For Moreau, professor in Concordia's Department of Mechanical and Industrial Engineering, the Chair will fund research on new coating and functional surface solutions that would improve energy efficiency in aerospace, automotive and other industrial applications.

"In aircraft jet engines, the flow of hot combustion gases could damage internal components if their surfaces were not properly protected with a temperature-resistant coating," explains Moreau. "My research works on developing a new kind of coating that will help improve engine fuel efficiency, decrease green-house gasemission and extend component life."

For Whiteway, professor in Concordia's Department of Biology, the CRC will help in his use of genomic tools to study Candida albicans, a medically important fungal pathogen. This naturally occurring fungus can lead to unpleasant oral and genital infections and can be a serious threat to people with compromised immune systems, such as patients with AIDS, or undergoing cancer chemotherapy, organ or bone marrow transplantation.

"Blood-stream infections related to C. albicans are frequently fatal," explains Whiteway. "Because the cells of this fungus function very similarly to human cells, the antibiotics that have been so successful in treating bacterial infections are not active against them, and the current antifungal drugs can have serious side effects.
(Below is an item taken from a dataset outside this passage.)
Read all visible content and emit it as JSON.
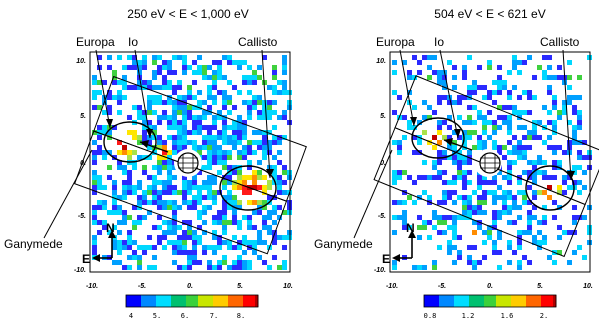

My research will help lead to the development of a new generation of antifungal drugs that have limited side effects on the human host.

Alan Shepard, president of Concordia University, notes, "This funding is important recognition of the quality of work being done here at Concordia. Thanks to the support of the Canada Research Chairs program, this new research will bring about forward-looking change in both the transport and medical sectors."

About Concordia University

Concordia is a comprehensive university located in Montreal, Quebec, Canada. The name of the university comes from the motto of the City of Montreal, "Concordia Salus," which means "well-being through harmony." Although the roots of its founding institutions go back more than 160 years, Concordia University was formed on August 24, 1974 through the merger of Loyola College (1896) and Sir George Williams University (1926). Over the past several years, Concordia has been expanding as it reinvests in faculty, students and infrastructure. Existing facilities were renovated and new university buildings were added to accommodate growing enrolment.